Battistino Ghisu, amministratore straordinario della Provincia ha ricordato che il sistema sanitario nazionale invidiato da tutto il mondo ora si assottiglia sempre più. “È mancata la programmazione, e che per dare un servizio adeguato occorrono le risorse. Servono esperti e manager competenti, mentre la politica deve dimostrarsi capace di ascoltare. È necessario un impegno collettivo per risanare una sanità ormai malata e garantire al territorio centrale un servizio sanitario adeguato. La politica deve compiere un deciso passo avanti per assicurare il diritto alla salute a tutti i cittadini.”
Noi medici e il territorio non sono stati ascoltati,” ha dichiarato Antonio Sulis, presidente dell’Ordine dei Medici. Ha sottolineato la gravità della situazione, con un’ampia carenza di medici di famiglia e 40.000 persone senza un medico di base.

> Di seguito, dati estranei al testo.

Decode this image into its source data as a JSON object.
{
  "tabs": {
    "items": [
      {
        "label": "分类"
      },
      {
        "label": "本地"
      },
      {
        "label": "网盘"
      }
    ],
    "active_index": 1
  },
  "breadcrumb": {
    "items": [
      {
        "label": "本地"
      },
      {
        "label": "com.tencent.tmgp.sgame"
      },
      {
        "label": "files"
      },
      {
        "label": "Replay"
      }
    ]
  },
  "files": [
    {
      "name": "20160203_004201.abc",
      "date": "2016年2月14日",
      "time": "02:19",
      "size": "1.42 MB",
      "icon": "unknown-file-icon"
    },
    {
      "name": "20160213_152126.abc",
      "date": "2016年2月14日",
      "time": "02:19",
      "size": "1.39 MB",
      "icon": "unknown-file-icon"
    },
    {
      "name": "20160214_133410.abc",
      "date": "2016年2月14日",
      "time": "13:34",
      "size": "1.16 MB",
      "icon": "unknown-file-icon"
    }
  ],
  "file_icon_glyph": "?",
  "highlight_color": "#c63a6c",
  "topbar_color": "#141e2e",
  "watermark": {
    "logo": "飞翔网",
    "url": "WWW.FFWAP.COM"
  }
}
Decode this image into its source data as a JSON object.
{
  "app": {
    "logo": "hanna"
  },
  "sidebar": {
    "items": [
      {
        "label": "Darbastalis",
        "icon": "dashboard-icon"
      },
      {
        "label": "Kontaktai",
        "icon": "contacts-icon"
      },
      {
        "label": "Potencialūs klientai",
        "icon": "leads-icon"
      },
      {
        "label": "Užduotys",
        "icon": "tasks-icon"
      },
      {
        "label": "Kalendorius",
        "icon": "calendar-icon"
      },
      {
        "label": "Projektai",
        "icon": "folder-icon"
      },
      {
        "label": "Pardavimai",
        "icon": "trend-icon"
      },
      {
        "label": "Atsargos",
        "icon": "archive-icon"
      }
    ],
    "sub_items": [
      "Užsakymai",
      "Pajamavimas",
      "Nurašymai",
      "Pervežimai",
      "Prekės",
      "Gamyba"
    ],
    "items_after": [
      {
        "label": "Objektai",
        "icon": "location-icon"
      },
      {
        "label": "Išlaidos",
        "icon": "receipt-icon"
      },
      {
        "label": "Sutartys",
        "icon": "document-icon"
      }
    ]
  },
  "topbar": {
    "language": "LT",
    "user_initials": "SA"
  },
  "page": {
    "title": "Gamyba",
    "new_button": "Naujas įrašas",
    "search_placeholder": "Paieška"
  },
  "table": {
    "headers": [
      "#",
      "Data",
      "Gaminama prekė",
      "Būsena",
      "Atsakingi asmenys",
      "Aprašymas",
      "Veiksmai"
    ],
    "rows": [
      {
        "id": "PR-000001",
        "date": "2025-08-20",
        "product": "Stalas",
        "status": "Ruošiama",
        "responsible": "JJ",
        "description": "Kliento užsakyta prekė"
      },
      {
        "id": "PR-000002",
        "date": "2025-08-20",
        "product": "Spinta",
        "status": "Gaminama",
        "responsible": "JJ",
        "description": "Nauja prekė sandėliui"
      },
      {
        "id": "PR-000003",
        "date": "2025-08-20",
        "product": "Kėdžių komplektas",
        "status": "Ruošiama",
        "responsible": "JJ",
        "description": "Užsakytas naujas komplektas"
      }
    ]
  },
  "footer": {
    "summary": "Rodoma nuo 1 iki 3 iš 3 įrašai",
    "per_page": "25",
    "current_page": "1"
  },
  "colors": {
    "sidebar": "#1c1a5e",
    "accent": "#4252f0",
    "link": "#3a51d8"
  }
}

Sulis ha inoltre evidenziato che gli ASCOT non rappresentano una soluzione efficace e ha criticato l’approccio adottato nella gestione della rete ospedaliera, definendolo inadeguato alle reali necessità del territorio.
“Fare azione di rete” – esordisce in questo modo Gian Giuseppe Vargiu, sindaco di Narbolia che ha ricordato i tanti problemi dei sindaci, portando ad esempio l’attualità dei vaccini: “ne abbiamo avuto solo 300 a fronte di 1300 necessari”.
Annalisa Mele, sindaco di Bonarcado e medico di base con pazienti distribuiti in diversi comuni, ha evidenziato le difficoltà crescenti nel garantire un’adeguata assistenza sanitaria. “La burocrazia assorbe il 60% del nostro tempo, lasciandone sempre meno per le visite ai pazienti,” ha dichiarato. La Dottoressa ha inoltre sottolineato la gravissima carenza di medici, in particolare dei medici di famiglia, il cui lavoro è fondamentale per alleggerire il sovraccarico dei Pronto soccorso, svolgendo un ruolo essenziale nel sistema sanitario territoriale.
Il conlusione prende la parola Gian Valerio Sanna, presidente del Consorzio Uno, Università di Oristano, che ha lanciato le proposte di una ormai necessità di autonomia regionale: “non riconoscere che il sistema è ormai fuori controllo e continuare a gestire le emergenze giorno per giorno non porta a soluzioni durature. Il modello autonomistico deve partire da una consapevolezza fondamentale: il modello organizzativo nazionale è stato fin dall’inizio troppo rigido per rispondere adeguatamente alla realtà dell’insularità e alle peculiarità geografiche della Sardegna, caratterizzate da una dispersione demografica unica e difficilmente comparabile al resto d’Italia”. Il livello della compensazione della mobilità passiva in sanità e già un sintomo di sconfitta perché non può essere eliminato, ed è un costo dell’insularità in parte. Bisogna agire sulle emergenze. II servizio sanitario è coperto interamente dagli introiti tributari della Regione e, in virtù di questo, possiamo chiedere ed avere una maggiore efficienza, un modello organizzativo e contrattuale commisurato alle esigenze dell’isola. Se dovesse esserci l’esigenza di un apporto finanziario ulteriore – sottolinea Sanna – l’idea di una compartecipazione dei cittadini a più alto reddito non lo possiamo escludere. Chi ha maggior reddito dovrebbe contribuire maggiormente, in maniera che l’accesso ai benefici sanitari sia consentito a tutti per non escludere come ora le persone a basso reddito. L’autonomia deve consentire che i fabbisogni sanitari debbano essere commisurati alle esigenze della Sardegna e non contingentati dalle norme dello Stato. Il reclutamento delle forze sanitarie deve essere fatto attraverso le strutture della Sardegna in rapporto ai propri bisogni” – conclude il presidente del Consorzio Uno.